Our API service is hosted by many virtual “instances” on AWS. Over the course of each day, instances are put into service or taken out of service based on various needs (such as increased/decreased demand, or deploying new code). When each instance starts up, the first thing it does is check our dependencies (i.e. other software packages we use) for any security updates and apply them if found.

The Incident

A certain amount of time is allotted for the security updates as well as any other startup procedures. In the past day, an update for one of our dependencies was published. The new update took much longer than normal to install, and the combined time was exceeding the allotted time for startup. As a result, new API instances would fail to launch.

Automated alarms went off as our API fleet was dwindling, but we weren’t able to identify the root cause before the impact was noticeable to our users. As soon as we identified the timeout problem, we allotted more time and the API fleet came back to “green” within minutes.

Next Steps

We are proud of the uptime and stability of the FieldClock platform. Though this outage was resolved quickly, we take it very seriously and will be reviewing our procedures to avoid a similar incident in the future.
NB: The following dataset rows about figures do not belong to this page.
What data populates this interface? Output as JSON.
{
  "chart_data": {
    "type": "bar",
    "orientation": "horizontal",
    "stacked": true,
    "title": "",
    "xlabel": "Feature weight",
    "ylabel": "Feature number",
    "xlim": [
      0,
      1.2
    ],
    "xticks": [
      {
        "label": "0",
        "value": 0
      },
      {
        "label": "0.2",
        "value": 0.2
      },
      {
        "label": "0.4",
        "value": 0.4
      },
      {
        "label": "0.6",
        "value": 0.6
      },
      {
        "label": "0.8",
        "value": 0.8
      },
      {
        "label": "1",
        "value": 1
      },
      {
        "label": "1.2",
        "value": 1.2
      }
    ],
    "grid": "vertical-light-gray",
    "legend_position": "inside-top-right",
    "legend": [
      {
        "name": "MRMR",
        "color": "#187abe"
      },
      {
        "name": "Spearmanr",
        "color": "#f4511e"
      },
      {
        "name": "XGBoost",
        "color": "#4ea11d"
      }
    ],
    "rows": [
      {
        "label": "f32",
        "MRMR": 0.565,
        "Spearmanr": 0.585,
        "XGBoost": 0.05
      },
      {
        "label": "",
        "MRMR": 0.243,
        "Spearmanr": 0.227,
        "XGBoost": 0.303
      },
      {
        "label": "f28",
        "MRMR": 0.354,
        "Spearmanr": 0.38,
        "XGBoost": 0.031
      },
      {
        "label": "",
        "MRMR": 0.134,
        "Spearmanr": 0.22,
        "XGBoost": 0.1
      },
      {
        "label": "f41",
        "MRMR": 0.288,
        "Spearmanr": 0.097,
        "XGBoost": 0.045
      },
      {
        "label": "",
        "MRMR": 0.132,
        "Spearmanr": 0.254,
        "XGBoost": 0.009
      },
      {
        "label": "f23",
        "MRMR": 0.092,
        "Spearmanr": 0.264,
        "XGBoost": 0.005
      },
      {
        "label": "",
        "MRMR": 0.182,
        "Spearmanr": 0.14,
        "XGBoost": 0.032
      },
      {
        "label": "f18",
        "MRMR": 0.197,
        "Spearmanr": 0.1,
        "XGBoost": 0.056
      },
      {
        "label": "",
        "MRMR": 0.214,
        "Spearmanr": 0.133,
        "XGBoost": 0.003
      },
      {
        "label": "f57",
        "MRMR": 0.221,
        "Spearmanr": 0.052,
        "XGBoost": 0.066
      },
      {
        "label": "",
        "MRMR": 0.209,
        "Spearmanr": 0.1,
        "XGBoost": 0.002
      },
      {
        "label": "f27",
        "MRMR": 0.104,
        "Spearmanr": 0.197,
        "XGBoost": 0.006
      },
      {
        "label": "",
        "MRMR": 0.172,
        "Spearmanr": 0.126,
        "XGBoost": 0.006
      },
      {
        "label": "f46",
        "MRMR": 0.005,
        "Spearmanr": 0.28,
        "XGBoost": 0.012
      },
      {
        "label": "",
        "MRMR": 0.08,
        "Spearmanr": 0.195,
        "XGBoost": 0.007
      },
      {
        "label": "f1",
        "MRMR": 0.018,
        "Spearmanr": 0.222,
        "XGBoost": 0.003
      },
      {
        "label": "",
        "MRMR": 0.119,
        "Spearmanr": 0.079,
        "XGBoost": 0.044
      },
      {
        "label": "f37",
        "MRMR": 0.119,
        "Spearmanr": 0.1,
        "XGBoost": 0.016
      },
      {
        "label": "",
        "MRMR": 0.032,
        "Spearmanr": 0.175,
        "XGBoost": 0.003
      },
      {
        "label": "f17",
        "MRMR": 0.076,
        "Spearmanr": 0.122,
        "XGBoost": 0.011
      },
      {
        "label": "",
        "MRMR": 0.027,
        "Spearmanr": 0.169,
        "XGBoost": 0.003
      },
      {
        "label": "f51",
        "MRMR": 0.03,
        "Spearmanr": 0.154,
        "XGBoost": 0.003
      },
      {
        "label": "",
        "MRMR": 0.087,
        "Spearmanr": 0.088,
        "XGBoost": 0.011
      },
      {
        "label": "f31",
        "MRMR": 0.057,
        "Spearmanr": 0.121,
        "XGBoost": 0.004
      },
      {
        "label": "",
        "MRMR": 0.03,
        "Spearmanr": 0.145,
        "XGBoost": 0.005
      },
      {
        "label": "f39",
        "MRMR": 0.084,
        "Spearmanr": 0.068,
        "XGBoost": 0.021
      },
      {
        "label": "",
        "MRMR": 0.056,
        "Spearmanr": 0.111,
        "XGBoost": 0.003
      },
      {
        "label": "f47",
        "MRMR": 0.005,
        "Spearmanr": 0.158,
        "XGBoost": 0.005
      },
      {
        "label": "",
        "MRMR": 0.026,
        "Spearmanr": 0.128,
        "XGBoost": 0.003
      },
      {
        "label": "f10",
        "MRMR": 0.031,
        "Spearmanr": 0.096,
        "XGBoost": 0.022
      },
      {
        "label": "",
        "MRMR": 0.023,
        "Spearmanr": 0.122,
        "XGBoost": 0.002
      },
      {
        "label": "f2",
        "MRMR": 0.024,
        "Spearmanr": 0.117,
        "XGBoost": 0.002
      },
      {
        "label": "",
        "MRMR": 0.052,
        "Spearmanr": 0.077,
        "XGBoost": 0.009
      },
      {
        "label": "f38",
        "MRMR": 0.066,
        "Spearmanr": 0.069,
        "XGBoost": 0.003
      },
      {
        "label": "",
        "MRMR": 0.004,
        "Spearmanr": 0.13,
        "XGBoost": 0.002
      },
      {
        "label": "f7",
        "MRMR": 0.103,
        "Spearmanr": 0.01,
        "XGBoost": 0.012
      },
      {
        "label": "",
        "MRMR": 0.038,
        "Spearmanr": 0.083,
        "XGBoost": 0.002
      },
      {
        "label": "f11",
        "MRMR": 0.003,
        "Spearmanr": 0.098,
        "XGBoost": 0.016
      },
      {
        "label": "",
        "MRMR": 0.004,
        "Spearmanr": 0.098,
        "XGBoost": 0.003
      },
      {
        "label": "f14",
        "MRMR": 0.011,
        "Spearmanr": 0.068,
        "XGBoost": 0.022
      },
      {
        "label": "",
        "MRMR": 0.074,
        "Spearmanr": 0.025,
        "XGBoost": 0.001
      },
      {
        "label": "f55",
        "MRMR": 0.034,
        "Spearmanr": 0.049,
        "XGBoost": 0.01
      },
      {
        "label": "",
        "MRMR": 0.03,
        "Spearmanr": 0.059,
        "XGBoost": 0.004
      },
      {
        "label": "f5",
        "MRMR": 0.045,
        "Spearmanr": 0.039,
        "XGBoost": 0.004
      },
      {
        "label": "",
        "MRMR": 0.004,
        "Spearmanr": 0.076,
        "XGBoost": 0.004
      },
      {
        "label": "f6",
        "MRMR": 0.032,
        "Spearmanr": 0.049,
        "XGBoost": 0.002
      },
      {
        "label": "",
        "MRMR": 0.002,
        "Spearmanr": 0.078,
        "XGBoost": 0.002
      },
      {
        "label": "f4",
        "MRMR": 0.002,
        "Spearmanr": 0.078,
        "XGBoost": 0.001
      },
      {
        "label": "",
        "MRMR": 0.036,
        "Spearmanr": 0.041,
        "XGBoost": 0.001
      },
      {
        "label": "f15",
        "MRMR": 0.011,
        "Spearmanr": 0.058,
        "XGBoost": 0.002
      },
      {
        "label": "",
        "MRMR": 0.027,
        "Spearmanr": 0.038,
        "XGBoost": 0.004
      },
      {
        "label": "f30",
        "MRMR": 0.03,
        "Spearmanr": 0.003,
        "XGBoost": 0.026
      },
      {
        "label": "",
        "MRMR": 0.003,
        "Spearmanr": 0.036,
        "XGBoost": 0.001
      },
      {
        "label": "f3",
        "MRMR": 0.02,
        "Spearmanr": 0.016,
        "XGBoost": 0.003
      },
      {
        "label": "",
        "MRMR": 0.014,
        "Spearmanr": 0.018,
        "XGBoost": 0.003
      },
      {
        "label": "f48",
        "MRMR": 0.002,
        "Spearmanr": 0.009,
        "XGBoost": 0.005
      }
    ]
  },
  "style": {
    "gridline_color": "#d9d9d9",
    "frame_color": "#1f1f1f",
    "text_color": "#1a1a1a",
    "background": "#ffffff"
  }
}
As always, we thank you for your patience during this incident! If you have any questions, please reach out to Support and we’ll be happy to provide any additional information we can.

Thanks,
~The FieldClock Team

Posted Jul 14, 2021 - 12:19 PDT

Resolved
This incident has been resolved.
Posted Jul 14, 2021 - 11:57 PDT
Monitoring
The configuration error has been resolved and API servers are now functioning properly. We're keeping an eye on the situation and implementing a permanent fix for the root cause.
Posted Jul 14, 2021 - 11:19 PDT
Identified
We think we've identified the issue. API instances are failing to launch properly due to a mismatched configuration. We're working on a solution now.
Posted Jul 14, 2021 - 11:10 PDT
Investigating
We are aware that the API is responding with "unavailable" errors to a high percentage of requests right now. We are looking into the issue and will have it resolved ASAP.

Mobile apps will continue to work fine in offline mode but may experience sync errors.
Posted Jul 14, 2021 - 10:53 PDT
This incident affected: Admin Site, Employee Portal, and API.